Almost everything in your daily life depends on catalysts: cars, Post-It notes, laundry detergent, beer. All the parts of your sandwich—bread, cheddar cheese, roast turkey. Catalysts break down paper pulp to produce the smooth paper in your magazine.

What are 5 examples of catalyst? ›

5. Examples of Other Catalytic Reactions in Organic Chemistry
  • The manufacture of epoxyethane from ethene.
  • The halogenation of benzene.
  • The reaction with chlorine. The reaction with bromine.
  • The Friedel-Crafts alkylation of benzene.
  • The Friedel-Crafts acylation of benzene.
Aug 15, 2020

What is the basic function of supramolecular species? ›

Thus, molecular recognition, transformation and translocation represent the basic functions of supramolecular species.

What is supramolecular function? ›

Supramolecular chemistry deals with the chemistry and collective behavior of organized ensembles of molecules. In this so-called mesoscale regime, molecular building blocks are organized into longer-range order and higher-order functional structures via comparatively weak forces.

What are the various forces involved in supramolecular chemistry? ›

Supramolecular structures are a result of various noncovalent interactions, including van der Waals interaction, electrostatic interaction, hydrogen bonding, hydrophobic interaction, coordination, etc., some of which are often cooperatively working in one supramolecular complex.

What are the types of bonding in supramolecular chemistry? ›

While traditional chemistry concentrates on the covalent bond, supramolecular chemistry examines the weaker and reversible non-covalent interactions between molecules. These forces include hydrogen bonding, metal coordination, hydrophobic forces, van der Waals forces, pi–pi interactions and electrostatic effects.

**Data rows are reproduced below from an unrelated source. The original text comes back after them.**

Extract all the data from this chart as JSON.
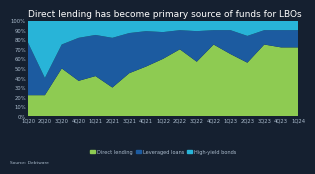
{
  "quarters": [
    "1Q20",
    "2Q20",
    "3Q20",
    "4Q20",
    "1Q21",
    "2Q21",
    "3Q21",
    "4Q21",
    "1Q22",
    "2Q22",
    "3Q22",
    "4Q22",
    "1Q23",
    "2Q23",
    "3Q23",
    "4Q23",
    "1Q24"
  ],
  "direct_lending": [
    22,
    22,
    50,
    37,
    42,
    30,
    45,
    52,
    60,
    70,
    57,
    75,
    65,
    56,
    75,
    72,
    72
  ],
  "leveraged_loans": [
    55,
    18,
    25,
    45,
    43,
    52,
    42,
    37,
    28,
    20,
    32,
    15,
    25,
    28,
    15,
    18,
    18
  ],
  "high_yield_bonds": [
    23,
    60,
    25,
    18,
    15,
    18,
    13,
    11,
    12,
    10,
    11,
    10,
    10,
    16,
    10,
    10,
    10
  ],
  "colors": {
    "direct_lending": "#8ecb52",
    "leveraged_loans": "#1c5ba0",
    "high_yield_bonds": "#28b4d8"
  },
  "title": "Direct lending has become primary source of funds for LBOs",
  "title_fontsize": 6.5,
  "bg_color": "#152030",
  "text_color": "#aabbcc",
  "legend_labels": [
    "Direct lending",
    "Leveraged loans",
    "High-yield bonds"
  ],
  "source": "Source: Debtware",
  "yticks": [
    0,
    10,
    20,
    30,
    40,
    50,
    60,
    70,
    80,
    90,
    100
  ]
}
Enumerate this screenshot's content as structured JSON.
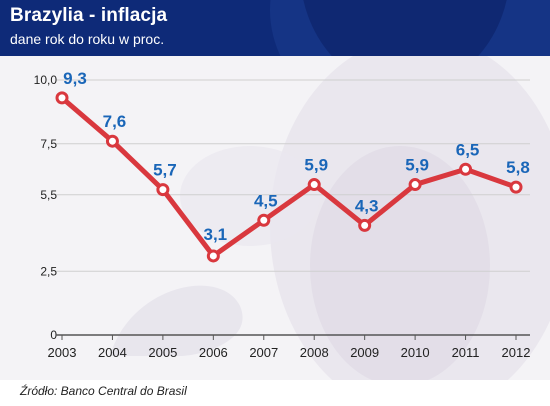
{
  "header": {
    "title": "Brazylia - inflacja",
    "subtitle": "dane rok do roku w proc."
  },
  "source": "Źródło: Banco Central do Brasil",
  "colors": {
    "header_bg": "#0e2a78",
    "line": "#d9383e",
    "marker_fill": "#ffffff",
    "data_label": "#1a66b8",
    "grid": "#cfcfcf"
  },
  "chart_data": {
    "type": "line",
    "categories": [
      "2003",
      "2004",
      "2005",
      "2006",
      "2007",
      "2008",
      "2009",
      "2010",
      "2011",
      "2012"
    ],
    "series": [
      {
        "values": [
          9.3,
          7.6,
          5.7,
          3.1,
          4.5,
          5.9,
          4.3,
          5.9,
          6.5,
          5.8
        ],
        "labels": [
          "9,3",
          "7,6",
          "5,7",
          "3,1",
          "4,5",
          "5,9",
          "4,3",
          "5,9",
          "6,5",
          "5,8"
        ]
      }
    ],
    "ylim": [
      0,
      10
    ],
    "yticks": [
      0,
      2.5,
      5.5,
      7.5,
      10
    ],
    "ytick_labels": [
      "0",
      "2,5",
      "5,5",
      "7,5",
      "10,0"
    ],
    "grid": "horizontal",
    "title": "Brazylia - inflacja",
    "subtitle": "dane rok do roku w proc.",
    "xlabel": "",
    "ylabel": ""
  }
}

What are the four types of bonds or interactions these are? ›

There are four types of bonds or interactions: ionic, covalent, hydrogen bonds, and van der Waals interactions.

What is molecular recognition in supramolecular chemistry? ›

Molecular recognition is the specific interaction between two or more molecules, which exhibit molecular complementarity, through noncovalent bonding such as hydrogen bonding, metal coordination, hydrophobic forces, van der Waals forces, π–π interactions, and/or electrostatic effects.

Is DNA a supramolecular? ›

(22,23) DNA hybridization is a typical form of supramolecular assembly. Besides, as summarized in this Account, micro/nanointerfaces are constructed through various noncovalent interactions between DNA and other components, such as electrostatic attraction and π–π stacking aptamer recognition and coordination.


Top Articles
Latest Posts
Article information

Author: Kimberely Baumbach CPA

Last Updated: 10/17/2023

Views: 5819

Rating: 4 / 5 (61 voted)

Reviews: 84% of readers found this page helpful

Author information

Name: Kimberely Baumbach CPA

Birthday: 1996-01-14

Address: 8381 Boyce Course, Imeldachester, ND 74681

Phone: +3571286597580

Job: Product Banking Analyst

Hobby: Cosplaying, Inline skating, Amateur radio, Baton twirling, Mountaineering, Flying, Archery

Introduction: My name is Kimberely Baumbach CPA, I am a gorgeous, bright, charming, encouraging, zealous, lively, good person who loves writing and wants to share my knowledge and understanding with you.